Examine the ribs (sides) of the violin to make sure that they are not bulging out beyond the edges of the top or back. This happens because wood that is not well seasoned will shrink noticeably when it dries out. As the top and back shrink, the ribs begin to bulge. Most instruments of reasonable quality do not have this problem, because close attention is given to curing the wood properly. If everything else is in good order, this may not be cause to reject a used violin, but consult your violin repair shop concerning repair costs before making such a purchase. Again, this can be a good reason to negotiate the price of the instrument.
Check to make sure that the neck of the violin is straight. Occasionally an instrument is made wrong, and somehow slips through the adjusting process unnoticed.
Make sure the bridge is centered between the f-holes, then sight up the fingerboard to see if it aligns with the bridge. If the bridge must be offset toward one side or the other to make the strings and fingerboard line up, it will require repair by professional. Make sure that the intervals between the strings on the nut are even.
“Set up” on violins is very important. This includes proper bridge and string nut fitting so that the strings are a proper height from the fingerboard, fingerboard planning to make sure the strings don’t buzz, peg fitting so the pegs turn smoothly and stay in place, and setting the soundpost for proper tone adjustment, etc.
Some music stores do not set up their own instruments, but well-known brands generally are shipped in good adjustment. Many violin shops do their own “set ups,” and work with the customer to meet the requirements of the teacher.

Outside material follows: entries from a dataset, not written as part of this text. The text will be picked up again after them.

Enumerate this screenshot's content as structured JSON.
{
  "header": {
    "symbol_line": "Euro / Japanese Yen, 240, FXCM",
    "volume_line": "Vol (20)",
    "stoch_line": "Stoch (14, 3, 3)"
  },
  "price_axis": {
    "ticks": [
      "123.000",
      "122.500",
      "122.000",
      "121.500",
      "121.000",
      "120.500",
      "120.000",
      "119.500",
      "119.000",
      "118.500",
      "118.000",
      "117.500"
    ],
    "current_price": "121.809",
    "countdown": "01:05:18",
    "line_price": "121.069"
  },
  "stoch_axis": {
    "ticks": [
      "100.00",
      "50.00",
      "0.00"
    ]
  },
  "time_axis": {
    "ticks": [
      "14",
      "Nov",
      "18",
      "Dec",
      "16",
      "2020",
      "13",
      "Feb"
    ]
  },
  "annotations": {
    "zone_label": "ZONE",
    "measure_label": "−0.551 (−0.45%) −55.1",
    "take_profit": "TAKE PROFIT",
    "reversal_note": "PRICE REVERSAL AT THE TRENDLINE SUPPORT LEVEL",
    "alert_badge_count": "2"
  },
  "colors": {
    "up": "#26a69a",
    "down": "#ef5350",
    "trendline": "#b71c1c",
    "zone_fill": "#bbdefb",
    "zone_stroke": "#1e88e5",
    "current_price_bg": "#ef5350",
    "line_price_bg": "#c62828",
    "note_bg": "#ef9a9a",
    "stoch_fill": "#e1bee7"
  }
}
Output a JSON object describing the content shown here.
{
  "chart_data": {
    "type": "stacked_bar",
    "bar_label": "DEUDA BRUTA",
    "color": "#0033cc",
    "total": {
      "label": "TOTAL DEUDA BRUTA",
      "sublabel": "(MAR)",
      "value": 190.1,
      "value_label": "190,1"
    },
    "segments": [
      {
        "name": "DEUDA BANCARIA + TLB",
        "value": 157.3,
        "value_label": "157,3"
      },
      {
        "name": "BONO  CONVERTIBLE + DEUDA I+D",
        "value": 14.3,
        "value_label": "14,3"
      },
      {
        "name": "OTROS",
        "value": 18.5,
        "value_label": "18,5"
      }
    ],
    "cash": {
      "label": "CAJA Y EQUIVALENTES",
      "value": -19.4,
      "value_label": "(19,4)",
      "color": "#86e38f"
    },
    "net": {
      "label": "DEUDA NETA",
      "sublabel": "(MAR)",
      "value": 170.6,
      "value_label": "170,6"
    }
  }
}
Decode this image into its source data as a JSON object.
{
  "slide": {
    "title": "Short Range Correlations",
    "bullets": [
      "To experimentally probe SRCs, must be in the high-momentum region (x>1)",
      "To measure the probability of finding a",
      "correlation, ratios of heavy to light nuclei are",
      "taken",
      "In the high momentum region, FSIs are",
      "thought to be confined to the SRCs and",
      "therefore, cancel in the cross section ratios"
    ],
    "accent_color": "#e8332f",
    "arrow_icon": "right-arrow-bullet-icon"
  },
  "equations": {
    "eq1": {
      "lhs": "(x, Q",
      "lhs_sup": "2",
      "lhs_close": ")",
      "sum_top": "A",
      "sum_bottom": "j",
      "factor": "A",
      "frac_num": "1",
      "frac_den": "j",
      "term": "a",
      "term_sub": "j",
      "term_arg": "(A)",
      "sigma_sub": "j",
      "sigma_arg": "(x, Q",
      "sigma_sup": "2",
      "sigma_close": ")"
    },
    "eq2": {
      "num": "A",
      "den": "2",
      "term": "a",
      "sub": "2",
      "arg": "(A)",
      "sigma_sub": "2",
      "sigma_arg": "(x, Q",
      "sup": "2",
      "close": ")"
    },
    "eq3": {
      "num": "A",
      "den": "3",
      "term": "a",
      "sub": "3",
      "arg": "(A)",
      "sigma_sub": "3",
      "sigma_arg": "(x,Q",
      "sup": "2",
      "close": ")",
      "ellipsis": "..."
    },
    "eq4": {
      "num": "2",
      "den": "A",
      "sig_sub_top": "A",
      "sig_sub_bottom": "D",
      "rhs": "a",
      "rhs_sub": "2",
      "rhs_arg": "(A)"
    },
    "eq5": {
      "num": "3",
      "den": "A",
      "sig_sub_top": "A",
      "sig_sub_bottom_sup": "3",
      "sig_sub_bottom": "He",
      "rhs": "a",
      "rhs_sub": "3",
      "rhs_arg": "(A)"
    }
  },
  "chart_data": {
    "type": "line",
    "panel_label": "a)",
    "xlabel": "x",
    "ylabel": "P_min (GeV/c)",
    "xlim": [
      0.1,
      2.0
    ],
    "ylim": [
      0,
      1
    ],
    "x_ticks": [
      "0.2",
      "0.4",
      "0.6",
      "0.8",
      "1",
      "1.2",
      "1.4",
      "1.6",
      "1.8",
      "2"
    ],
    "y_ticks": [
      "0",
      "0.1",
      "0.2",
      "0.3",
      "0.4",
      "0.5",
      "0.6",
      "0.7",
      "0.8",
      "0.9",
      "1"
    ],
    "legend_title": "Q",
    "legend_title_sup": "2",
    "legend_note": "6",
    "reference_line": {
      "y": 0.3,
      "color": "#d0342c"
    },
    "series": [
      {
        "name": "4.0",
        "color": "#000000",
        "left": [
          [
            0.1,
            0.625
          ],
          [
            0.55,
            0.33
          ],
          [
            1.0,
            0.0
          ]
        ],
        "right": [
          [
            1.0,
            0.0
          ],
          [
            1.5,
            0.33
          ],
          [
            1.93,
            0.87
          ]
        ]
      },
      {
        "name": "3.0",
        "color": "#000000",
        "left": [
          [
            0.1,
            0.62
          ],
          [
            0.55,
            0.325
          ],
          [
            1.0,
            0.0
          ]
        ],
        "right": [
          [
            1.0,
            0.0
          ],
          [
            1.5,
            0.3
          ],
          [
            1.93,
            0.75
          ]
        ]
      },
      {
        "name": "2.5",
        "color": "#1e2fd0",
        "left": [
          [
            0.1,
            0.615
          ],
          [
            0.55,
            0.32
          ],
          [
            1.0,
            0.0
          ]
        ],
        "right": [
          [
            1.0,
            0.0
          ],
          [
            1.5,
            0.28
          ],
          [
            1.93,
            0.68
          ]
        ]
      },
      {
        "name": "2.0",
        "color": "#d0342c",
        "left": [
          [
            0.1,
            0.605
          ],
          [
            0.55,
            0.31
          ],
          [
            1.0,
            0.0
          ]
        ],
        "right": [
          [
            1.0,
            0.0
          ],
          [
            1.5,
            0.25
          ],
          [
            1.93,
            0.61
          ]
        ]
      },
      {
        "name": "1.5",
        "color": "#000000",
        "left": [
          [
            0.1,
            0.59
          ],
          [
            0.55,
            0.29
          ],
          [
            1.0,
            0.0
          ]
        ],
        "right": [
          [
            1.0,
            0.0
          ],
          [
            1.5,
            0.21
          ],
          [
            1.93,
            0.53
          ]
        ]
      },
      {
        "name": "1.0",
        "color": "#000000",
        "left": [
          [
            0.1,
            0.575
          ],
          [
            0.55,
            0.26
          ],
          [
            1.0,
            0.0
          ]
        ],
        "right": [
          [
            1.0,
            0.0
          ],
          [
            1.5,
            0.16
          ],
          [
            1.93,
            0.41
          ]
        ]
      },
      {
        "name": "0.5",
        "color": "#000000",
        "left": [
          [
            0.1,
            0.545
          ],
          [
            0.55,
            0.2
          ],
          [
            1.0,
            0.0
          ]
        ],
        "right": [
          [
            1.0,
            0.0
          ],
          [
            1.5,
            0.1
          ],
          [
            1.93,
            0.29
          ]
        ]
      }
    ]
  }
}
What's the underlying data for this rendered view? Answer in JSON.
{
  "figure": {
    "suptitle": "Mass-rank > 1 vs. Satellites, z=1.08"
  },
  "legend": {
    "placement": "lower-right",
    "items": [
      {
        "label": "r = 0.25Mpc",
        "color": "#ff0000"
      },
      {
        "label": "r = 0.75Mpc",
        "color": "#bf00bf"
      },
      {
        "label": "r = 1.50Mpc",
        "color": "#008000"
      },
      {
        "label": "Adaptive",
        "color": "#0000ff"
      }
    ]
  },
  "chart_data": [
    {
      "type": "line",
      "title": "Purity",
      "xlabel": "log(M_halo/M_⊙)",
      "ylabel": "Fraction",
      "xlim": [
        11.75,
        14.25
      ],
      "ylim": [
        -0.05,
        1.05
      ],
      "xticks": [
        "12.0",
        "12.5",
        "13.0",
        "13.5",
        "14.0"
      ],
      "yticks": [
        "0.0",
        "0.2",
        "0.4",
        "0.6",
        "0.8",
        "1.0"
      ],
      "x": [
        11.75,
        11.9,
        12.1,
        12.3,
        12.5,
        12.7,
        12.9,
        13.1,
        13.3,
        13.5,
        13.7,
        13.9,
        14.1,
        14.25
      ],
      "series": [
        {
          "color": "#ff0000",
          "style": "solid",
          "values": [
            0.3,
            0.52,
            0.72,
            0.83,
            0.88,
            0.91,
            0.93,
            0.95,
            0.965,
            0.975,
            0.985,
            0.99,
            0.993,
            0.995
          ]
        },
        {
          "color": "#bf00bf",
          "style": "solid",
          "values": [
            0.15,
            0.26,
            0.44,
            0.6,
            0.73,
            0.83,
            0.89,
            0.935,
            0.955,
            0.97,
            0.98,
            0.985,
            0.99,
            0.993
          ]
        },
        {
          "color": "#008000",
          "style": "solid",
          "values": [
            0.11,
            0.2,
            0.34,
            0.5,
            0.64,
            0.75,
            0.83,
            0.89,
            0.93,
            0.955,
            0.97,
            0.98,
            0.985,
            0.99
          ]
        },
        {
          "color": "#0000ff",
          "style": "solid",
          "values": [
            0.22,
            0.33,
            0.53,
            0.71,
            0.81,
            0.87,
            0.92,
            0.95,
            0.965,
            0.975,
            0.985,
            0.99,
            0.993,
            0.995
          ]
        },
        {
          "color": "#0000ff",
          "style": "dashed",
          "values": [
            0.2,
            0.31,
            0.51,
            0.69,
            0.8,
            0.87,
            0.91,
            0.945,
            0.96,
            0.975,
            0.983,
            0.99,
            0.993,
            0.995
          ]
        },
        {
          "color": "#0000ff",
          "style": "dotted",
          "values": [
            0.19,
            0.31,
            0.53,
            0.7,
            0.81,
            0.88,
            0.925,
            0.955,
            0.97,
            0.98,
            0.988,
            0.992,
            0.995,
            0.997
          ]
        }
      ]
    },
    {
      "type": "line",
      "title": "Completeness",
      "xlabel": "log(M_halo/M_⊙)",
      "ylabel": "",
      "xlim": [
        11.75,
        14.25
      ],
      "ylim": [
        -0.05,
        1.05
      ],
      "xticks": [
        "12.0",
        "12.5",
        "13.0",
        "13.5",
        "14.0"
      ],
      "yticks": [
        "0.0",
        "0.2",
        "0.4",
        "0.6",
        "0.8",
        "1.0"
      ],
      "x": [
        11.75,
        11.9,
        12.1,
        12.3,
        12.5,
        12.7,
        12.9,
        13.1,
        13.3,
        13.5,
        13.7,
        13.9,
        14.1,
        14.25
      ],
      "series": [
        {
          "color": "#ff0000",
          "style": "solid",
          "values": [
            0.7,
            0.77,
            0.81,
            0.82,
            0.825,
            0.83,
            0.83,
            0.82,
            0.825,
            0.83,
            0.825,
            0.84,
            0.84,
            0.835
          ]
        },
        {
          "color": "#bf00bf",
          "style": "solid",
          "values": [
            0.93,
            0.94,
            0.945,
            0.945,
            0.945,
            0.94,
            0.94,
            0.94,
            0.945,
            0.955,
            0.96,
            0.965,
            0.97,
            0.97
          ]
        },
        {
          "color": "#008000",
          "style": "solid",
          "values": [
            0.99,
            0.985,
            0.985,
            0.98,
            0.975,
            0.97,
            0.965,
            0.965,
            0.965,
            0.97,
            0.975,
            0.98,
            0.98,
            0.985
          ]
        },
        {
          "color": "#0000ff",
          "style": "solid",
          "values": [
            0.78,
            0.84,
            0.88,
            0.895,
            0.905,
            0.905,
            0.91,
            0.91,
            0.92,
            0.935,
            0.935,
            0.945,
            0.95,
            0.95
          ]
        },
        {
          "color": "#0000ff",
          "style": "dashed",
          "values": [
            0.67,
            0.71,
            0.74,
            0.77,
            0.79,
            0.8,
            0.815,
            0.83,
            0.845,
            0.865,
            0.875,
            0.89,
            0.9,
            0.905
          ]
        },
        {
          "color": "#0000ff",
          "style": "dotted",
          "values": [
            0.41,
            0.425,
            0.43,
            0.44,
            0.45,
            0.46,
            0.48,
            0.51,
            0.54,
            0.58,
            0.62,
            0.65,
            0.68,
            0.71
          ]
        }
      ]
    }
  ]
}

Most violin outfits will have a case and bow included in the price. A fiberglass bow with horsehair is often included in beginners outfits. A wood bow can add $100 or more to the cost of a beginning violin outfit. I have a strong preference for wood bows even for my beginning students. For my opinion, the fiberglass bows don’t feel the same and don’t play the same as wood bows. Even high quality carbon bows are my least preferred choice. The only advantage of synthetic bow is that it wouldn’t get warp if maintained not properly.